Last year in June, the Unicode Consortium introduced 72 new emoji with the Unicode 9.0 release, including six new scripts, 7,500 new characters, and a myriad of interesting emoji ranging from an avocado and a clown to animals like a gorilla and bat. Nearly 7 months laters, the vast majority of Android users still can’t see these new emojis (via Emojipedia). Instead, they see what’s shown below:
Google added Unicode 9 support to Android 7.0 in August, followed by genders and professions which arrived with 7.1 in October 2016. Apple on the other hand didn’t include any new emoji updates until iOS 10 in September, with the rest of the new emojis coming months later in iOS 10.2 in December 2016. And yet, only 4% of Android users can see all the new emoji, compared to 84% of iOS users. This means that 96 out of 100 Android users are not seeing the latest emojis.

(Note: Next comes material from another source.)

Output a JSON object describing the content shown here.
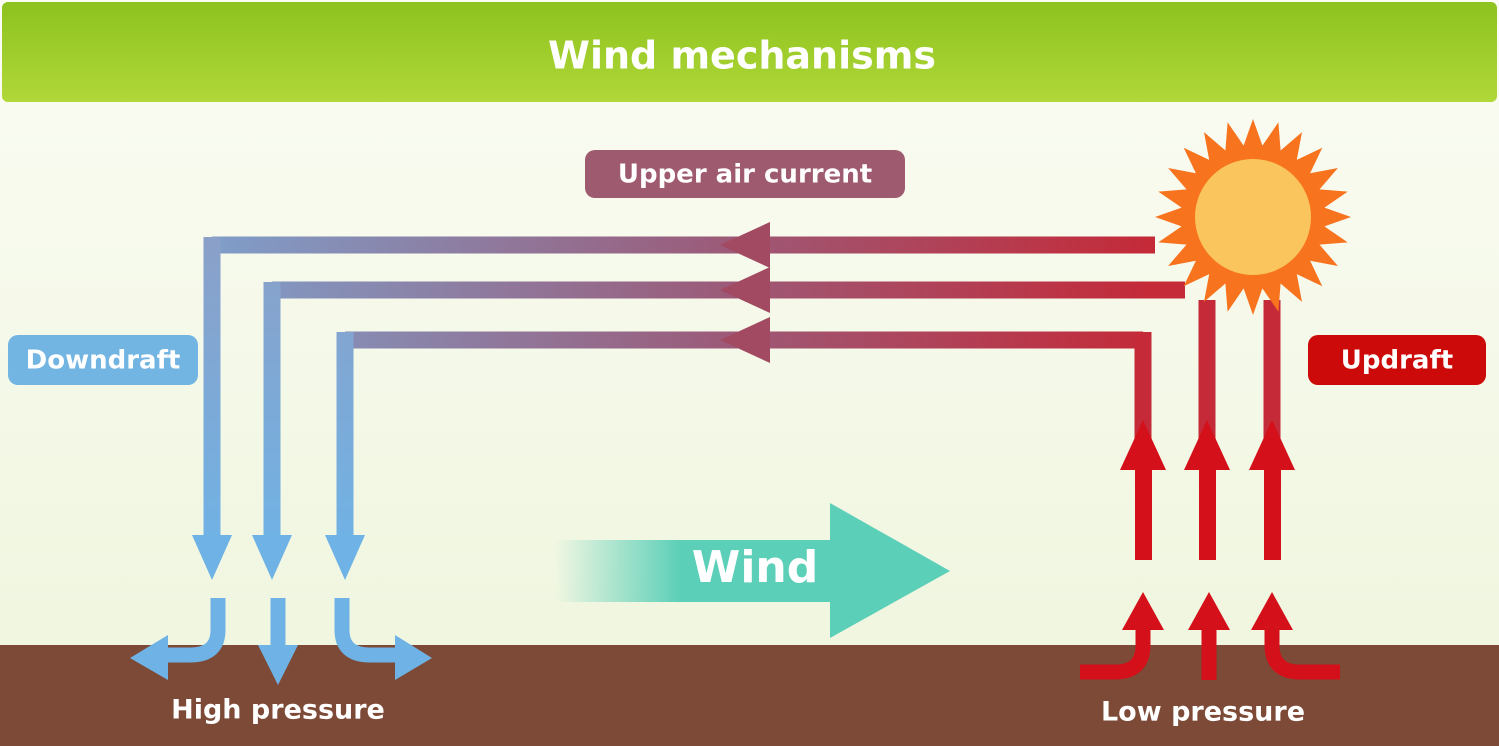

Google’s own statistics on Android version share show worse results3 with under 1% using Android 7.0 Nougat. With numbers like that, it’s no wonder so many apps are providing their own custom emoji support these days.
Given the slow state of Android rollouts from major vendors, apps have taken emoji support into their own hands. While this requires more effort from app developers (native emoji support is much simpler to support), it may the best outcome for users who would otherwise be stuck not sure what people are sending.
Emojipedia concludes if a smartphone can’t see seven month old emojis, it’s pretty much crippled as a communication device.